Although equipment loans for startup businesses are slightly easier to qualify for than their unsecured counterparts, that doesn’t necessarily mean that they’ll be accessible to your startup. Especially when your business is less than a year old, there’s a good chance that even equipment loans for startup businesses will be out of reach until you’ve laid the foundation of your business with a little more time and growth.
In the meantime, though, you do have some options. These can be perfect contingency plans if you can’t qualify for equipment loans for startup businesses. Or, at least, not yet.

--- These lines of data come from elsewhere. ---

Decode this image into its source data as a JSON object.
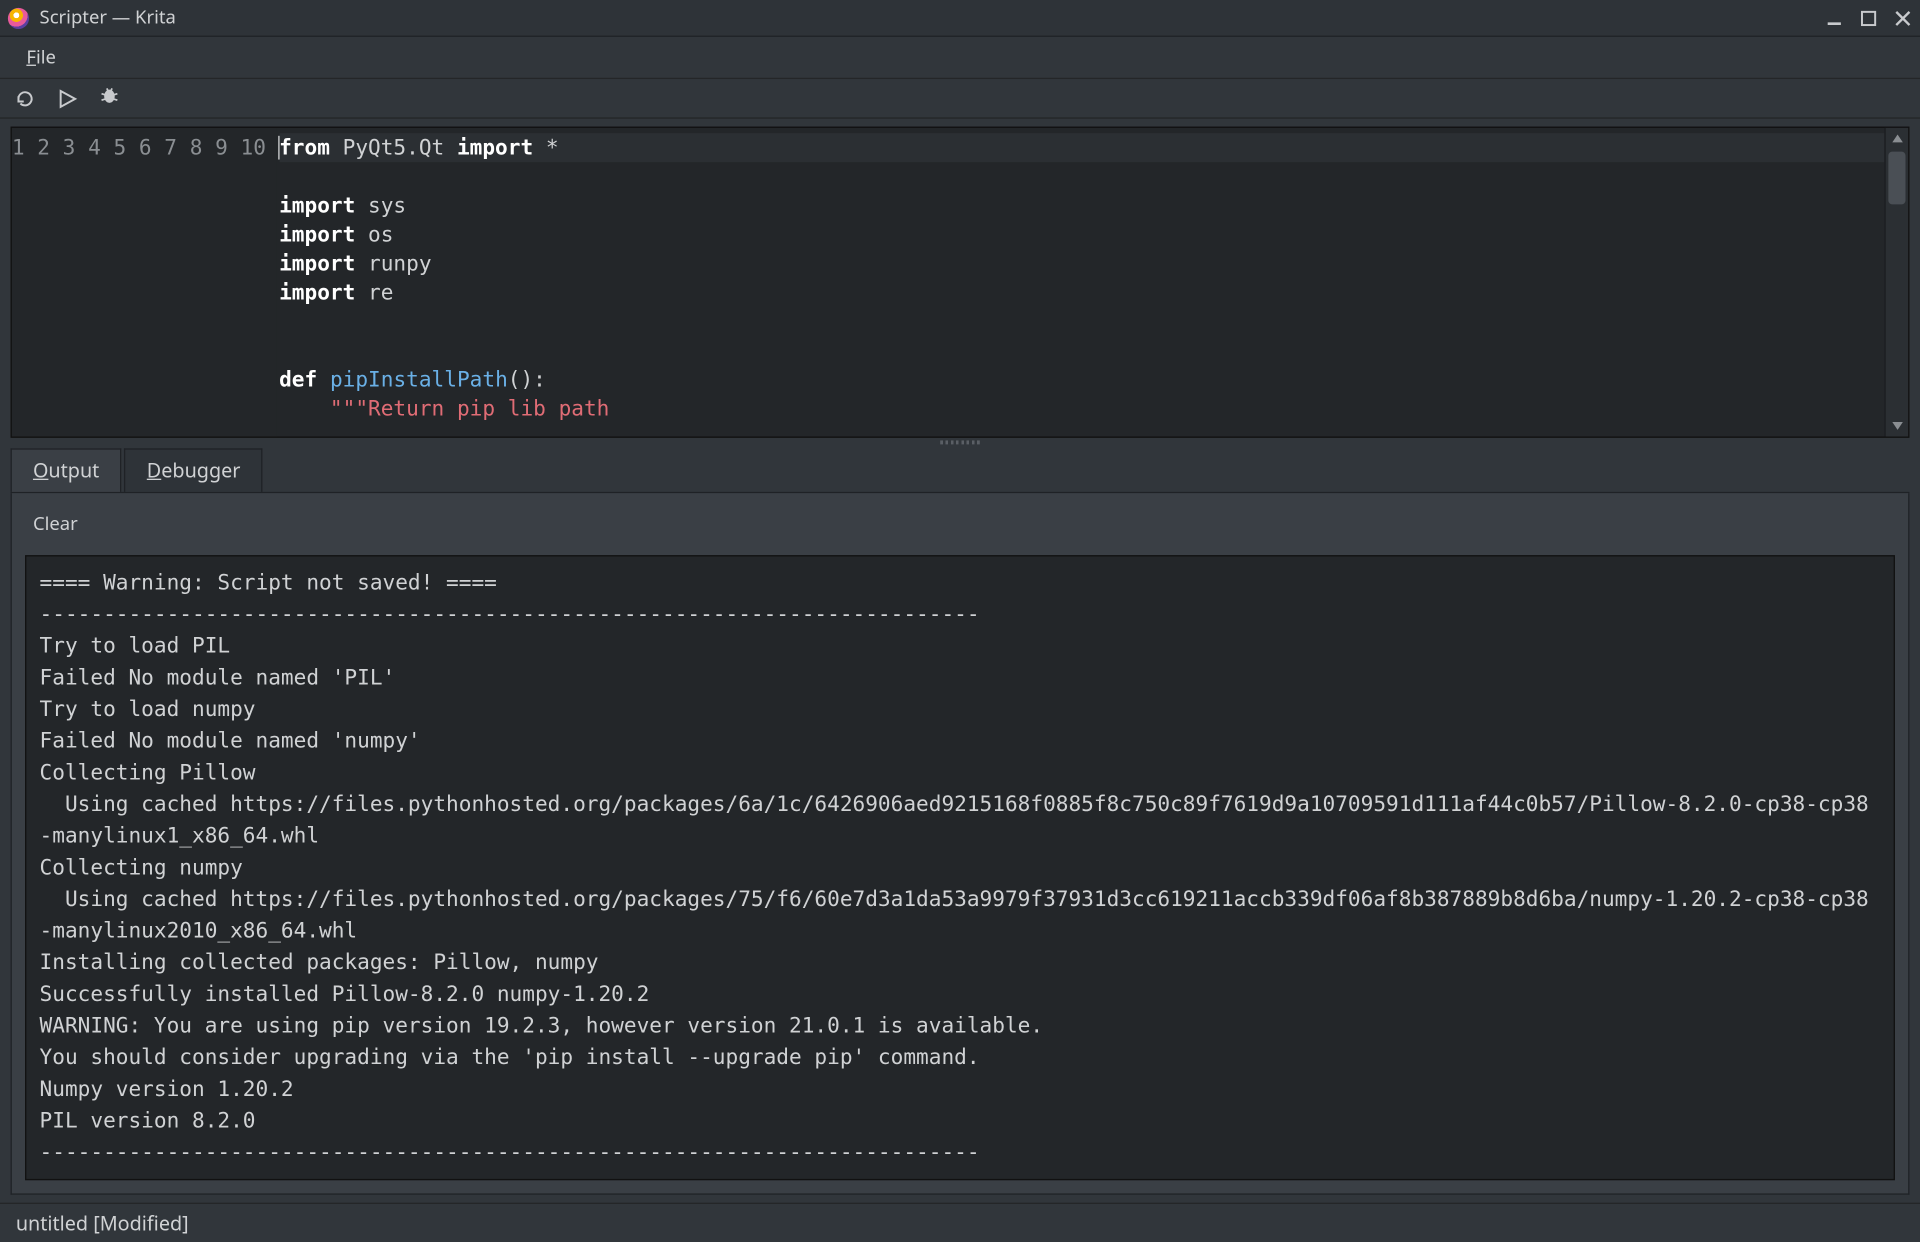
{
  "window": {
    "title": "Scripter — Krita"
  },
  "menu": {
    "file": "File"
  },
  "tabs": {
    "output": "Output",
    "debugger": "Debugger"
  },
  "output_toolbar": {
    "clear": "Clear"
  },
  "editor": {
    "line_numbers": [
      "1",
      "2",
      "3",
      "4",
      "5",
      "6",
      "7",
      "8",
      "9",
      "10"
    ],
    "lines": [
      {
        "raw": "from PyQt5.Qt import *"
      },
      {
        "raw": ""
      },
      {
        "raw": "import sys"
      },
      {
        "raw": "import os"
      },
      {
        "raw": "import runpy"
      },
      {
        "raw": "import re"
      },
      {
        "raw": ""
      },
      {
        "raw": ""
      },
      {
        "raw": "def pipInstallPath():"
      },
      {
        "raw": "    \"\"\"Return pip lib path"
      }
    ]
  },
  "output": {
    "text": "==== Warning: Script not saved! ====\n--------------------------------------------------------------------------\nTry to load PIL\nFailed No module named 'PIL'\nTry to load numpy\nFailed No module named 'numpy'\nCollecting Pillow\n  Using cached https://files.pythonhosted.org/packages/6a/1c/6426906aed9215168f0885f8c750c89f7619d9a10709591d111af44c0b57/Pillow-8.2.0-cp38-cp38-manylinux1_x86_64.whl\nCollecting numpy\n  Using cached https://files.pythonhosted.org/packages/75/f6/60e7d3a1da53a9979f37931d3cc619211accb339df06af8b387889b8d6ba/numpy-1.20.2-cp38-cp38-manylinux2010_x86_64.whl\nInstalling collected packages: Pillow, numpy\nSuccessfully installed Pillow-8.2.0 numpy-1.20.2\nWARNING: You are using pip version 19.2.3, however version 21.0.1 is available.\nYou should consider upgrading via the 'pip install --upgrade pip' command.\nNumpy version 1.20.2\nPIL version 8.2.0\n--------------------------------------------------------------------------\n"
  },
  "status": {
    "text": "untitled [Modified]"
  }
}
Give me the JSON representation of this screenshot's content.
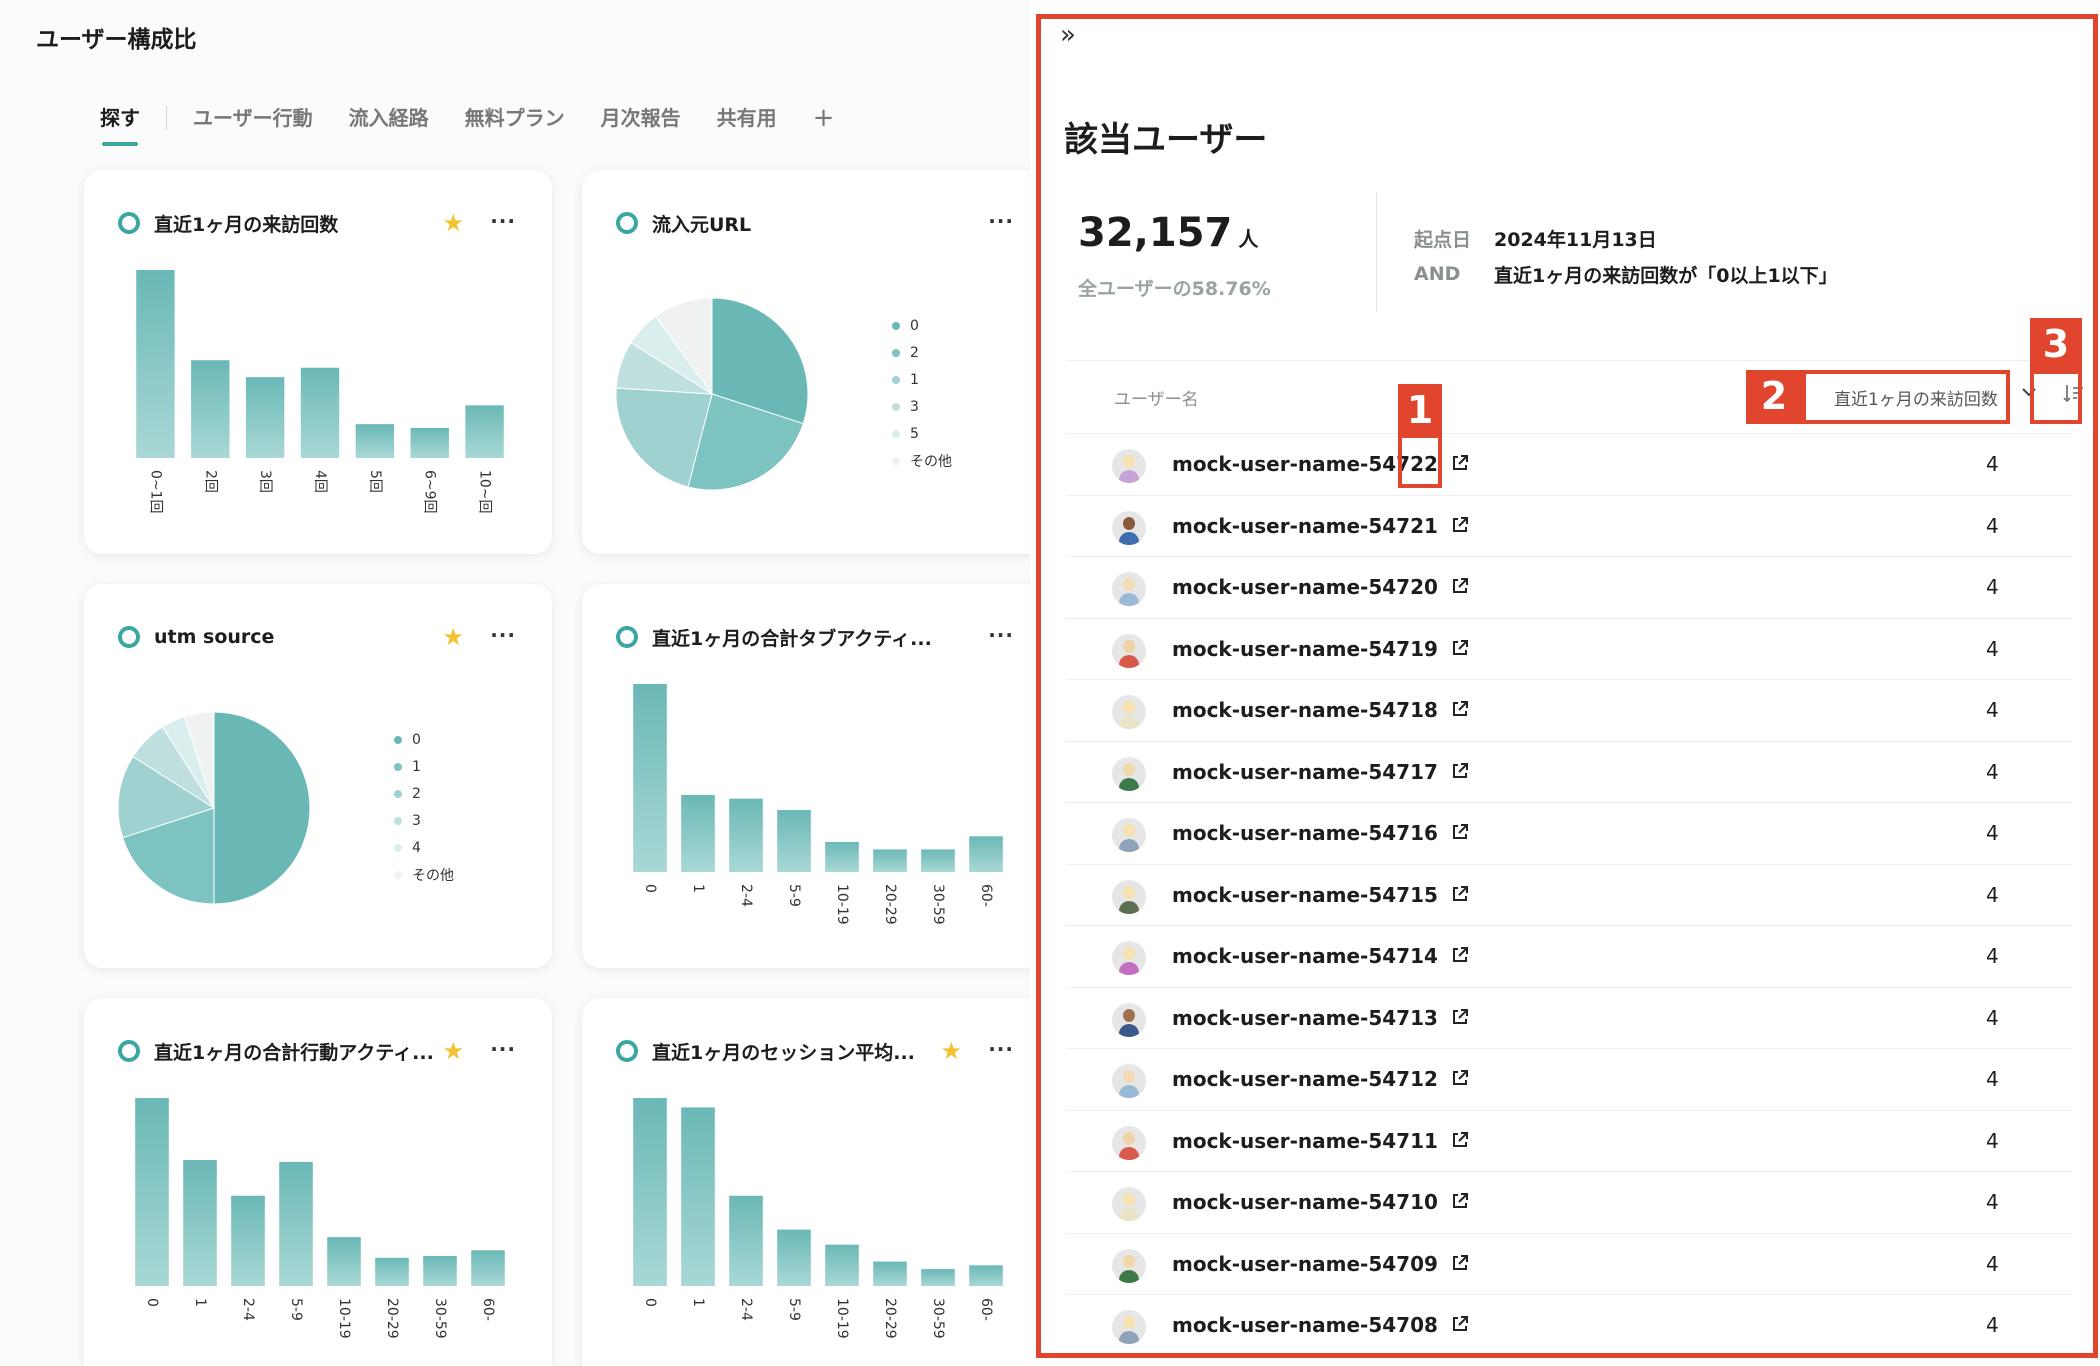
{
  "page": {
    "title": "ユーザー構成比"
  },
  "tabs": [
    "探す",
    "ユーザー行動",
    "流入経路",
    "無料プラン",
    "月次報告",
    "共有用"
  ],
  "tab_add": "+",
  "cards": [
    {
      "title": "直近1ヶ月の来訪回数",
      "starred": true,
      "more": "···"
    },
    {
      "title": "流入元URL",
      "starred": false,
      "more": "···"
    },
    {
      "title": "utm source",
      "starred": true,
      "more": "···"
    },
    {
      "title": "直近1ヶ月の合計タブアクティ...",
      "starred": false,
      "more": "···"
    },
    {
      "title": "直近1ヶ月の合計行動アクティ...",
      "starred": true,
      "more": "···"
    },
    {
      "title": "直近1ヶ月のセッション平均...",
      "starred": true,
      "more": "···"
    }
  ],
  "chart_data": [
    {
      "type": "bar",
      "categories": [
        "0~1回",
        "2回",
        "3回",
        "4回",
        "5回",
        "6~9回",
        "10~回"
      ],
      "values": [
        100,
        52,
        43,
        48,
        18,
        16,
        28
      ]
    },
    {
      "type": "pie",
      "categories": [
        "0",
        "2",
        "1",
        "3",
        "5",
        "その他"
      ],
      "values": [
        30,
        24,
        22,
        8,
        6,
        10
      ]
    },
    {
      "type": "pie",
      "categories": [
        "0",
        "1",
        "2",
        "3",
        "4",
        "その他"
      ],
      "values": [
        50,
        20,
        14,
        7,
        4,
        5
      ]
    },
    {
      "type": "bar",
      "categories": [
        "0",
        "1",
        "2-4",
        "5-9",
        "10-19",
        "20-29",
        "30-59",
        "60-"
      ],
      "values": [
        100,
        41,
        39,
        33,
        16,
        12,
        12,
        19
      ]
    },
    {
      "type": "bar",
      "categories": [
        "0",
        "1",
        "2-4",
        "5-9",
        "10-19",
        "20-29",
        "30-59",
        "60-"
      ],
      "values": [
        100,
        67,
        48,
        66,
        26,
        15,
        16,
        19
      ]
    },
    {
      "type": "bar",
      "categories": [
        "0",
        "1",
        "2-4",
        "5-9",
        "10-19",
        "20-29",
        "30-59",
        "60-"
      ],
      "values": [
        100,
        95,
        48,
        30,
        22,
        13,
        9,
        11
      ]
    }
  ],
  "panel": {
    "collapse": "»",
    "title": "該当ユーザー",
    "count": "32,157",
    "unit": "人",
    "ratio": "全ユーザーの58.76%",
    "conditions": [
      {
        "key": "起点日",
        "value": "2024年11月13日"
      },
      {
        "key": "AND",
        "value": "直近1ヶ月の来訪回数が「0以上1以下」"
      }
    ],
    "col_name": "ユーザー名",
    "col_sort": "直近1ヶ月の来訪回数",
    "annotations": [
      "1",
      "2",
      "3"
    ],
    "rows": [
      {
        "name": "mock-user-name-54722",
        "value": "4",
        "face": "#f6e2b0",
        "shirt": "#c8a3d8"
      },
      {
        "name": "mock-user-name-54721",
        "value": "4",
        "face": "#8a5a3c",
        "shirt": "#3d6fb0"
      },
      {
        "name": "mock-user-name-54720",
        "value": "4",
        "face": "#f3dcb5",
        "shirt": "#9ab9d6"
      },
      {
        "name": "mock-user-name-54719",
        "value": "4",
        "face": "#f0d2a8",
        "shirt": "#d9594a"
      },
      {
        "name": "mock-user-name-54718",
        "value": "4",
        "face": "#f6e2b0",
        "shirt": "#e9e3c8"
      },
      {
        "name": "mock-user-name-54717",
        "value": "4",
        "face": "#f0d8a8",
        "shirt": "#3d7a4a"
      },
      {
        "name": "mock-user-name-54716",
        "value": "4",
        "face": "#f6e2b0",
        "shirt": "#8ea3b8"
      },
      {
        "name": "mock-user-name-54715",
        "value": "4",
        "face": "#f6e2b0",
        "shirt": "#5d6f52"
      },
      {
        "name": "mock-user-name-54714",
        "value": "4",
        "face": "#f6e2b0",
        "shirt": "#c36fc0"
      },
      {
        "name": "mock-user-name-54713",
        "value": "4",
        "face": "#a0704c",
        "shirt": "#3a5a8a"
      },
      {
        "name": "mock-user-name-54712",
        "value": "4",
        "face": "#f3dcb5",
        "shirt": "#9ab9d6"
      },
      {
        "name": "mock-user-name-54711",
        "value": "4",
        "face": "#f0d2a8",
        "shirt": "#d9594a"
      },
      {
        "name": "mock-user-name-54710",
        "value": "4",
        "face": "#f6e2b0",
        "shirt": "#e9e3c8"
      },
      {
        "name": "mock-user-name-54709",
        "value": "4",
        "face": "#f0d8a8",
        "shirt": "#3d7a4a"
      },
      {
        "name": "mock-user-name-54708",
        "value": "4",
        "face": "#f6e2b0",
        "shirt": "#8ea3b8"
      }
    ]
  },
  "colors": {
    "accent": "#3aa7a2",
    "annotation": "#e2452e",
    "bar_top": "#6ab8b6",
    "bar_bottom": "#a9d8d6",
    "pie": [
      "#6ab8b6",
      "#7cc3c2",
      "#9fd1d0",
      "#bfe0df",
      "#d9eeed",
      "#f0f2f2"
    ]
  }
}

Cash flow can be a headache, especially if you have sporadic invoicing. If your startup already has a few outstanding invoices that you’re patiently (or, maybe, not-so-patiently) awaiting, then invoice financing might be your perfect path to entry for business funding.
Just like equipment loans for startup businesses, invoice financing is a form of self-secured funding. Through this form of financing, a lender will advance you up to 90% of the worth of your business’s accounts receivable.
Depending on how many weeks you’ve had these invoices outstanding, the lender will collect a certain amount of interest, plus the advance amount, when the invoices are paid in full—and leave your business with the remaining sum.
The main advantage to invoice financing over equipment loans for startup businesses is simply its accessibility. Many invoice financing lenders—like BlueVine, for instance—will only require a minimum of three months in business.
Your business might not be tenured enough to access equipment loans for startup businesses or invoice financing. In which case, you should turn to 0% intro APR business credit cards as your funding solution.
This is especially true if you’re working with good to excellent personal credit yourself, as the main qualification that business credit card issuers consider when looking at applications is personal credit, regardless of the business’s age.
With 0% intro APR cards—like the American Express Blue Business Plus, for instance—you get an extended intro period for carrying an interest-free balance from month-to-month. For this card, you can invest in a big-ticket item and pay it off gradually over 15 months without accumulating a cent of interest. This intro period won’t last forever, of course—after the 15 months, the APR will set in at a rate that will depend on your creditworthiness and the market prime rate, so be sure to check in with the issuer for the latest rates.
However, as long as you make your minimum monthly payments every month during this intro period, your business will be able to pay down all balances gradually without having to worry about accumulating interest.
→TL;DR: If you can’t qualify for equipment financing, invoice financing and 0% intro APR cards are perfect funding options to tide over your startup in the meantime.
It takes money to make money. (You know, you know.) You should be in good shape to sift through the options for equipment loans for startup businesses, and know that:
By looking to these two alternatives sources of capital that will be even more accessible to young companies than equipment loans for startup businesses, you can tide your business over until your business age opens up more funding possibilities in the future.